Ciel revient dans sa chambre mais Sebastian lui faisait la tête.
-Si elle vient, je veux que tu t'occupes d'elle. Elle semble avoir peur de toi mais tu dois lui montrer qu'elle n'a aucune crainte à avoir.
-Je refuse. Fais-le toi. C'est toi qu'elle apprécie, pas moi. Elle a juste peur de moi comme si j'étais la peste, répondit Sebastian.
-Raison de plus de faire le premier pas.
Puis Ciel s'endormit mais Sebastian veillait.
Il pensait que la petite retenterait sa chance la nuit et voulait prouver son erreur à Ciel.
Il entendit quelqu'un frapper à la porte.
Ciel dormait à poings fermés et il ne voulait pas le déranger.
Il ouvrit la porte de la chambre et trouva la petite en train de pleurer.
-Je suis désolé, je vais m'en aller. Vous ne m'aimez pas alors je vous gêne.
Les larmes de la petite touchèrent Sebastian qui ressenti de l'affection pour elle.
-Non je prends juste mal le fait que vous avez peur de moi jeune demoiselle.
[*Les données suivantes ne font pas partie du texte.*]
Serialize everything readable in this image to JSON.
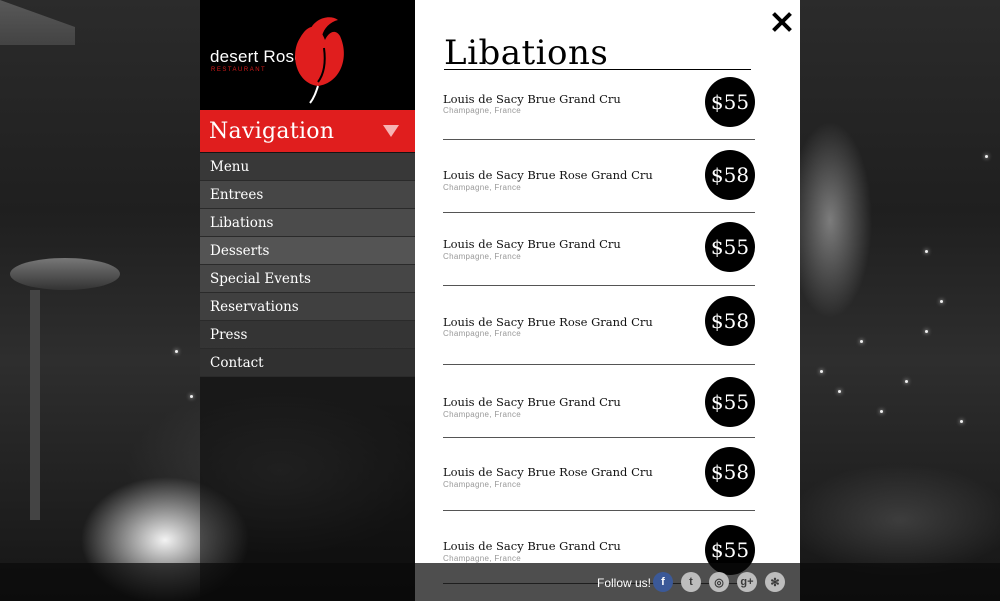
{
  "brand": {
    "name": "desert Rose",
    "subtitle": "RESTAURANT",
    "accent": "#e01e1e"
  },
  "navigation": {
    "title": "Navigation",
    "items": [
      {
        "label": "Menu"
      },
      {
        "label": "Entrees"
      },
      {
        "label": "Libations"
      },
      {
        "label": "Desserts"
      },
      {
        "label": "Special Events"
      },
      {
        "label": "Reservations"
      },
      {
        "label": "Press"
      },
      {
        "label": "Contact"
      }
    ]
  },
  "panel": {
    "title": "Libations",
    "items": [
      {
        "name": "Louis de Sacy Brue Grand Cru",
        "location": "Champagne, France",
        "price": "$55"
      },
      {
        "name": "Louis de Sacy Brue Rose Grand Cru",
        "location": "Champagne, France",
        "price": "$58"
      },
      {
        "name": "Louis de Sacy Brue Grand Cru",
        "location": "Champagne, France",
        "price": "$55"
      },
      {
        "name": "Louis de Sacy Brue Rose Grand Cru",
        "location": "Champagne, France",
        "price": "$58"
      },
      {
        "name": "Louis de Sacy Brue Grand Cru",
        "location": "Champagne, France",
        "price": "$55"
      },
      {
        "name": "Louis de Sacy Brue Rose Grand Cru",
        "location": "Champagne, France",
        "price": "$58"
      },
      {
        "name": "Louis de Sacy Brue Grand Cru",
        "location": "Champagne, France",
        "price": "$55"
      }
    ]
  },
  "footer": {
    "follow_label": "Follow us!",
    "social": [
      {
        "icon": "facebook-icon",
        "glyph": "f"
      },
      {
        "icon": "twitter-icon",
        "glyph": "t"
      },
      {
        "icon": "instagram-icon",
        "glyph": "◎"
      },
      {
        "icon": "google-plus-icon",
        "glyph": "g+"
      },
      {
        "icon": "yelp-icon",
        "glyph": "✻"
      }
    ]
  }
}
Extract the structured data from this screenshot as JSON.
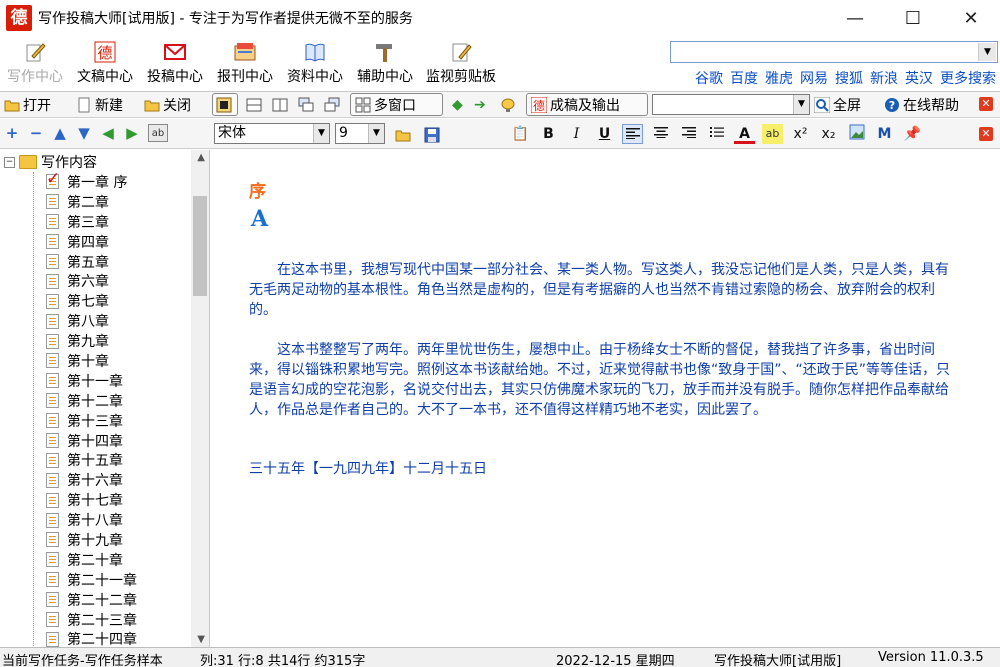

Je refuse de vous laisser partir, Ciel semble tenir à vous. Venez, je vous ramène à votre chambre et je vous aiderai à vous endormir.
Sebastian tendit sa main et Camille la prit.
-Vous tremblez, mademoiselle, qu'est-ce que ses démons vous ont-ils fait pour que vous avez peur à ce point-là ?
-Je ne veux pas en parler.
-Très bien, j'attendrais que vous en parliez de vous-même, répondit Sebastian tout sourire.
Il resta auprès de la petite jusqu'à qu'elle s'endorme.
Il n'osait pas quitter son lit alors il reste avec elle et veilla sur elle.
Camille moins méfiante, se colla à Sebastian.
La nuit passa et le matin vint rapidement.
Ciel ouvrit les yeux et ne vu pas Sebastian.
-Il est ou ?
Ciel sorti de sa chambre et alla voir dans la chambre de sa petite protégée.
Il la trouva endormit, dans les bras de Sebastian.
-Eh bien, je vois que l'on a été adopté.
-Elle est venue en pleine nuit, j'ai dû la réconforter et je suis resté. Je crois que j'y suis attaché. Tu voudrais bien qu'on l'adopte ?
-Sebastian c'est une enfant pas un chat. Il faudrait qu'elle le veuille et puis je ne pourrais le faire qu'à mes 18 ans.
-Je sais que ce n'est pas un chat. Mais elle mérite d'être heureuse. On lui propose ?
-Oui ma foi, si elle le veut, répondit Ciel.
Ciel alla près de Sebastian et attendit que la petite Camille se réveille.
Elle se réveilla entouré de ses deux parents adoptifs.
-Tu as bien dormis ? demanda Ciel.
Camille se rendit compte qu'elle était très proche de Sebastian.
Elle se décolla rapidement.
-Pardon, ne me faites pas de mal.
-Tu n'as rien fait de mal. Dis-moi tu voudrais rester ici ? On pourrait t'adopter, répondit Sebastian.
-M'adopter ? demanda Camille.
-Oui, t'adopter si tu le souhaites, répondit Ciel.
Camille réfléchit, un foyer aimant, un endroit au chaud et deux parents potentiels.
-Je ne peux pas vous en demander autant.
-On veut vraiment t'adopter, répondit Ciel.
-Oui, tu es libre de dire oui ou non, tu peux rester ici dans tous les cas, répondit Sebastian.
Camille réfléchit et dit :
-Oui je veux rester ici et que vous m'adoptiez.
-Je ne pourrais t'adopter que dans deux ans officiellement.
-Mais avant on te considère comme notre fille, répondit Sebastian.
La petite pleura.
-Ne pleures pas, dit Sebastian en la prenant dans ses bras.
La famille venait de s'agrandit, ils ne pourraient peut-être pas concevoir d'enfants mais ils venaient d'adopter une enfant.